Outside of New Orleans, I think.
Arriving in Cuatrocienegas, Mexico, driving straight into the setting sun.
Palm trees, awwwwww yeah.
Pedestrian overpass, Mexico, and a fairly typical mixture of traffic. I remember riding in the backs of MANY such pick-up trucks, myself…
Captured by accident while stopped at a highway services plaza in Mexico, very much like similar plazas in the US.
Early Spanish lessons: highway signs. I’m sure you can figure this one out.
Mexico: in general, very well signed.
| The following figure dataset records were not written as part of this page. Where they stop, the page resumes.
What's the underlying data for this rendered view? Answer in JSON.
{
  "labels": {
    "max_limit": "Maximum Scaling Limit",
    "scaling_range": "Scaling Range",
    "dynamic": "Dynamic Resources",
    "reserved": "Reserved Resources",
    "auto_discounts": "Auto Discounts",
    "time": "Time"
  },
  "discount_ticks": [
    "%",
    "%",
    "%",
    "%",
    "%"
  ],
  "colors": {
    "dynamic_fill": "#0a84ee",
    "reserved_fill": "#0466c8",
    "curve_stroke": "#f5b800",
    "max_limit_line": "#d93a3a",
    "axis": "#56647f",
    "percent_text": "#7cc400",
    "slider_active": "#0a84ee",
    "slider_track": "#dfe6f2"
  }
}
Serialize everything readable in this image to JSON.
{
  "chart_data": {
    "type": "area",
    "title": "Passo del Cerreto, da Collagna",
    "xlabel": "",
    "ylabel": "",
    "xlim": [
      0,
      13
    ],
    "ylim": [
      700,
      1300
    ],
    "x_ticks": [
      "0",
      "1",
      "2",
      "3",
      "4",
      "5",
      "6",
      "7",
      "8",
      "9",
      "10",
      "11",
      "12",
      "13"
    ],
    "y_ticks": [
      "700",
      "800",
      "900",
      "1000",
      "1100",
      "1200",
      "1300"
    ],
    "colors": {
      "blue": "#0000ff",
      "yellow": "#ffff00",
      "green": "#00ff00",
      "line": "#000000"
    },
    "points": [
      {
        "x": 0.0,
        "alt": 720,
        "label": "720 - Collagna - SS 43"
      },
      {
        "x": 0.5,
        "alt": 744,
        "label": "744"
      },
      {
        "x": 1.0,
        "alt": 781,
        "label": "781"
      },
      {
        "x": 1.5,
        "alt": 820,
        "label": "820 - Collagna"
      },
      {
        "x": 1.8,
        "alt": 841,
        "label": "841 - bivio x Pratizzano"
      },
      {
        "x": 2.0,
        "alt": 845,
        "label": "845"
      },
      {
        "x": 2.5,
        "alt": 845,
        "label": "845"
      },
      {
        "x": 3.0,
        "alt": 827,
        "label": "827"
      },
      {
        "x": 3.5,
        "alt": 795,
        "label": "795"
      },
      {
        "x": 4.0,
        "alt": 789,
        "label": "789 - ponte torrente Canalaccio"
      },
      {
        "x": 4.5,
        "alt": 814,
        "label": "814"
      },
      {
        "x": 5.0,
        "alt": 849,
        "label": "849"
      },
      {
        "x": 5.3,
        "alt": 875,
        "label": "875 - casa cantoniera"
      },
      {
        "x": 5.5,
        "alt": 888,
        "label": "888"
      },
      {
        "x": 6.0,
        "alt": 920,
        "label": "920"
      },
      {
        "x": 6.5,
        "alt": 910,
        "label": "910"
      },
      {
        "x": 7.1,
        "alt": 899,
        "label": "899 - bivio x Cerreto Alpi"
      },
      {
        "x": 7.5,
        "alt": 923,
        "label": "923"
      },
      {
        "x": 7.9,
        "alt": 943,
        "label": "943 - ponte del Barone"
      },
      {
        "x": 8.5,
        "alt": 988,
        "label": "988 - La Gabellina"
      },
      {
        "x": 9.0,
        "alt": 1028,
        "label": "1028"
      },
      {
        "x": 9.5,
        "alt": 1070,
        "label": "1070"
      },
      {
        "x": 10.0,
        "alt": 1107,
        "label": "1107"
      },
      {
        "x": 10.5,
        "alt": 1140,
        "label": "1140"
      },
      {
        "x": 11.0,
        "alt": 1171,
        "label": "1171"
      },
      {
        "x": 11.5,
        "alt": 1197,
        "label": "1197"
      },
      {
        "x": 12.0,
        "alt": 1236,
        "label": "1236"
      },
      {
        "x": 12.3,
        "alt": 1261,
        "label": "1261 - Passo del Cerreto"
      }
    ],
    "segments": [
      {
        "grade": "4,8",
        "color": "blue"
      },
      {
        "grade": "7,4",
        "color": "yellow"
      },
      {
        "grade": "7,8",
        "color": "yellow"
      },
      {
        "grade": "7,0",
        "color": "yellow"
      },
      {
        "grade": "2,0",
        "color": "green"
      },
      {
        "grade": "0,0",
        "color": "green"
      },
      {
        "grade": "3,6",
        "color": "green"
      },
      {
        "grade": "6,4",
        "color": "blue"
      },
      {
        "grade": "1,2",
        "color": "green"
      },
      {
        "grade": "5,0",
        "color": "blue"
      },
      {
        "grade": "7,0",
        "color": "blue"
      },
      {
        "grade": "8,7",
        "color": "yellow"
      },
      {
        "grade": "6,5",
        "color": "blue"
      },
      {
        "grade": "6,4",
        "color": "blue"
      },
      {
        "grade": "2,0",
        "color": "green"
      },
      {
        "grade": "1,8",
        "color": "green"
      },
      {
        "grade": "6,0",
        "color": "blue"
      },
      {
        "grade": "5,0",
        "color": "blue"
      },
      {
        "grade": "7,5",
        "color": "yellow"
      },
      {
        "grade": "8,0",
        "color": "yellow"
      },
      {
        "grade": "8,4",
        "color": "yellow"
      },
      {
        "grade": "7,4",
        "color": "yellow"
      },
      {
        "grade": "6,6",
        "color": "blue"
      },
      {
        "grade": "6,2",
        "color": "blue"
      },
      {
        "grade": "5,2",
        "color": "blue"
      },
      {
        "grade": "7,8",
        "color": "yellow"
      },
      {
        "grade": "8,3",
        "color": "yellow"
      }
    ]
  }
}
Road quality – especially on the cuotas – was very high, and the traffic wasn’t too hairy, even in Mexico city… in general, the traffic is just cars and trucks, not the terrifying mixture of cars, trucks, motorcycles, buses, minibuses, etc., that we have encountered in Guatemala. Also, in Mexico it seemed that generally people obeyed the lane markings. Not so in Guatemala.
A more obscure sign. I actually still don’t completely understand what this means.
PEMEX: the state-owned gas company (Mexico)
I believe that this is in Piedras Negras (black stones) where we crossed the border.
CITRUS FRUITS. THEY GROW ON TREES. ALSO COCONUTS. IT IS AMAZING.
The incredible cobblestone road to Real de Catorce.
Stopped for some roadside fruit, served up with salt, chili and lime.
Jane and I deciding where to camp that night. Oaxacan coast.